Although our lives would be poorer for it, we could live without paintings, music or theater. But we can’t survive without buildings. Architecture and the design of the places we inhabit exert a continual influence on our wellbeing as well as being essential to our existence. A pair of fascinating recent books explores the built environment and what can be done to improve our lives within it.

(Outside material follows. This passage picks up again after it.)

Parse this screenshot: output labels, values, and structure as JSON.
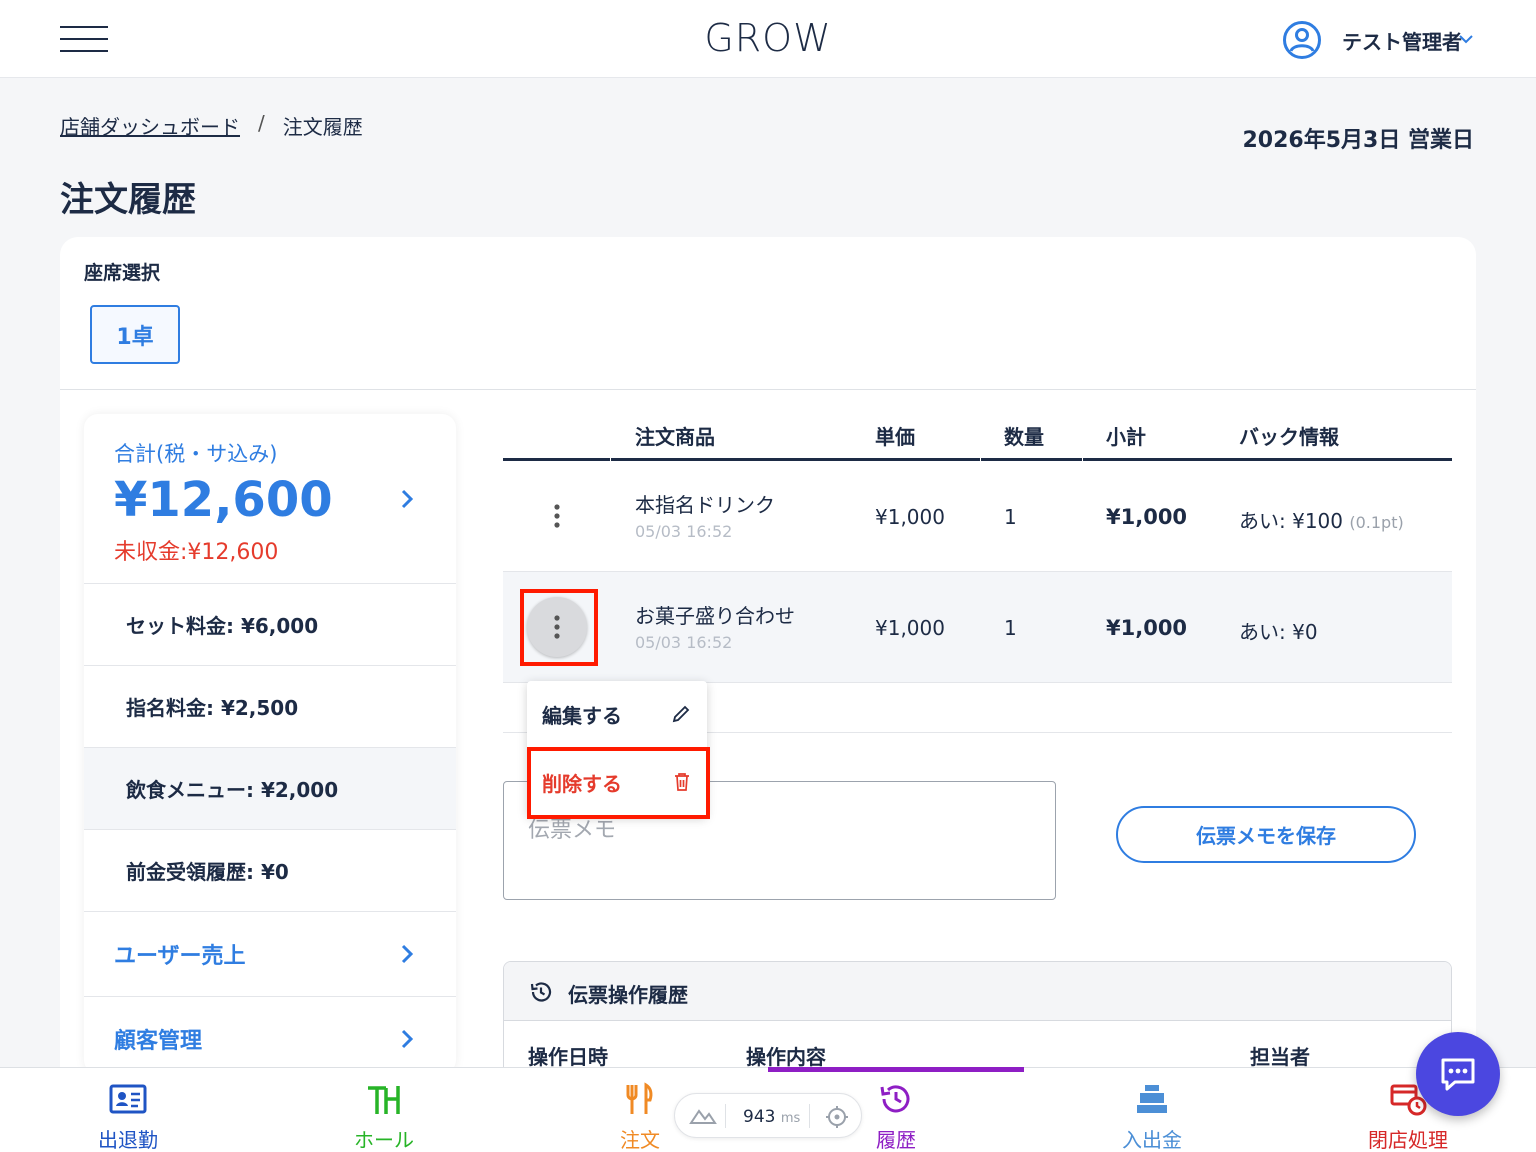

In Happy City: Transforming our Lives through Urban Design (Farrar, Straus and Giroux), journalist Charles Montgomery takes his cue from a former Bogotá, Columbia, mayor-turned-international urbanist, Enrique Peñalosa. Most of Earth’s inhabitants live in cities, whose pollution drives climate change, and whose congestion and traffic causes anxiety and depression even in affluent quarters. Peñalosa preaches a new gospel of urban renewal, which in piecemeal fashion is being adopted in many cities. Says Peñalosa, urban dwellers benefit from beauty, bike trails, walking paths, public concourses, less reliance on motorcars and a reversal of the trend toward privatization. Happy City is a well-deserved thumb in the eye of the car-driven theory behind America’s urban sprawl.
A comparable sensibility informs architect Witold Rybczynski’s engaging tour of cities and buildings, How Architecture Works: A Humanist’s Toolkit (Farrar, Straus and Giroux). The author begins with a thrust against “the impenetrable poststructuralist jargon” of many contemporary star architects. Buildings are not made for the amusement of theorists, Rybczynksi insists. “Gothic cathedrals were not built for architecture buffs or the cognoscenti but for the medieval man in the street.” If architecture serves any purpose beyond the purely functional, it must speak to a broad audience. Quoting another authority, he compares architects to theater producers, directing the setting for our lives. Rybczynski is catholic in his tastes, but expresses amusement over much of what once passed for dogma, including excessive Victorian ornamentation, white-walled Modernism and the “cold, ponderous concrete creatures” of the ’60s Brutalists.